Fünf Jahre nach Böllings Premiere im Stadtrat kam Parteigenossin Ulrike Sommer 1984 hinzu. „Auf Ulrike konnten wir immer zählen", lobte Rodenbrock-Wesselmann die Künsebeckerin. Sie habe sich stets zu 100 Prozent mit der Stadt und den Menschen identifiziert. „Ein unfassbares Lebenswerk. Du hast eine Vorlage gegeben, die nur schwer zu toppen sein wird."

"Das ist halt Dieter"

Dieter Baars, der nach 26 Jahren Ratsmitgliedschaft aufhört, habe, so die Bürgermeisterin, „immer viel Leidenschaft gezeigt". Man habe stets viel Spaß zusammen gehabt und niemand sei dem anderen böse gewesen, wenn die Meinungen mal auseinandergingen. „Am Samstag geht er noch einmal in offizieller Funktion zu den Kaninchenzüchtern. Das ist halt Dieter", kommentierte Rodenbrock-Wesselmann die letzte Amtshandlung des stellvertretenden Bürgermeisters am 31. Oktober.

Auf eine ebenso lange Ratsmitgliedschaft blickt Karin Otte zurück. „Du bist unglaublich geradeaus und scharfsinnig", sagte Rodenbrock-Wesselmann. „Sie sagt stets, was sie denkt. Auch wenn es nicht Mainstream ist."

Blumen und Dankesworte erhielten auch folgende Mitglieder, die in der kommenden Legislaturperiode nicht mehr dabei sind: Renate Bölling (SPD, seit 2009), Katrin Flöttmann (SPD, seit 2004, gibt ihr gerade erworbenes Ratsmandat aus privaten Gründen freiwillig zurück, für sie rückt Daniel Kühnpast nach), Klaus-Peter Kunze (FDP, 2009), Frank Marquard (SPD, 2009), Michael Müller (SPD, 2019), Dr. Ute Müller (CDU, 2004), Anke Ruprecht (SPD, 2014), Reinhard Schacht (CDU, 2009) und Heike Tesche (SPD, 2014).

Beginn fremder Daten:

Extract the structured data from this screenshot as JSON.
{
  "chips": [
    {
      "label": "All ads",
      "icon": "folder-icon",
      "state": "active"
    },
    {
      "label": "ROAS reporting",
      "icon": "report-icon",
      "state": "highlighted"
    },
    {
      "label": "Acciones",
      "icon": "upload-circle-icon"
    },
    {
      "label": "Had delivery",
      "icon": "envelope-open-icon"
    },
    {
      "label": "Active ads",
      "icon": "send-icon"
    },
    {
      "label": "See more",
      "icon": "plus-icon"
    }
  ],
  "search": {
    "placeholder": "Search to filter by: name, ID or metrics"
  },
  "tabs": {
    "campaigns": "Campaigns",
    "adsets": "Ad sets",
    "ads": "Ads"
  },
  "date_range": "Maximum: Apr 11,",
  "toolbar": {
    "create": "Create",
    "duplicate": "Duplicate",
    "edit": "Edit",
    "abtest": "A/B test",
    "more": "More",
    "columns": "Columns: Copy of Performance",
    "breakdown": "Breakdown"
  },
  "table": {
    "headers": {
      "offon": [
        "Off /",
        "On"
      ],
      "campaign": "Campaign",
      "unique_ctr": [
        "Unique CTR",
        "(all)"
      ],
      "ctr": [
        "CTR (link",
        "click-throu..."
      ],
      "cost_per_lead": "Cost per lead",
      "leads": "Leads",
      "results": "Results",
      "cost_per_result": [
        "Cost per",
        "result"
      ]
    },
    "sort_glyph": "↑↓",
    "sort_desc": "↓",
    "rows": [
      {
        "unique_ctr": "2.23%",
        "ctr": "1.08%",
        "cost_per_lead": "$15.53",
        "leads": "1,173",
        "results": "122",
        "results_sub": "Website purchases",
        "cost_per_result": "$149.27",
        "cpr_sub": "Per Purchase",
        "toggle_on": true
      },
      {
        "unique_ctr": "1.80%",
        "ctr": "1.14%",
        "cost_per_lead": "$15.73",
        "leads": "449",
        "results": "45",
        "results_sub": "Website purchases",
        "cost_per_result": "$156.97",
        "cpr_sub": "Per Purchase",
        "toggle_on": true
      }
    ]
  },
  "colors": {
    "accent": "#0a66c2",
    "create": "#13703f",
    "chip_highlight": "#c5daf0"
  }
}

"Gibt keinen spannenderen Beruf"

„Du wirst in der Chronik unserer Stadt einen besonderen Platz einnehmen", begann schließlich Dieter Baars seine Verabschiedungsrede an die scheidende Bürgermeisterin. In der Folge blickte er auf Projekte zurück, die Anne Rodenbrock-Wesselmann während ihrer Amtszeit realisiert hat. Dazu zählend er Ravenna-Park, der A 33-Lückenschluss oder die Gesamtschulgründung. Rodenbrock-Wesselmann sei eine Frau, die „eine Bürger-Meisterin im besten Sinne des Wortes gewesen ist".

„All die Jahre habe ich dieses Amt mit Überzeugung und Leidenschaft ausgeführt. In meinen Augen gibt es keinen spannenderen Beruf", sagte Anne Rodenbrock-Wesselmann in ihrer Abschiedsrede. Sie habe mit allen Menschen und Themen zu tun gehabt und kein Tag habe dem anderen geglichen. Sie danke ihren Wegbegleitern für die faire Zusammenarbeit und ziehe ein durchweg positives Fazit. „Lassen sie uns in Kontakt bleiben!"

Politiker aller Parteien überreichten ihr als Geschenk eine Holzbank, auf der die Skyline der Stadt abgebildet ist. Gemeinsam mit ihrem Mann Gerd und den Enkeln kann sie sich dort zur Ruhe setzen.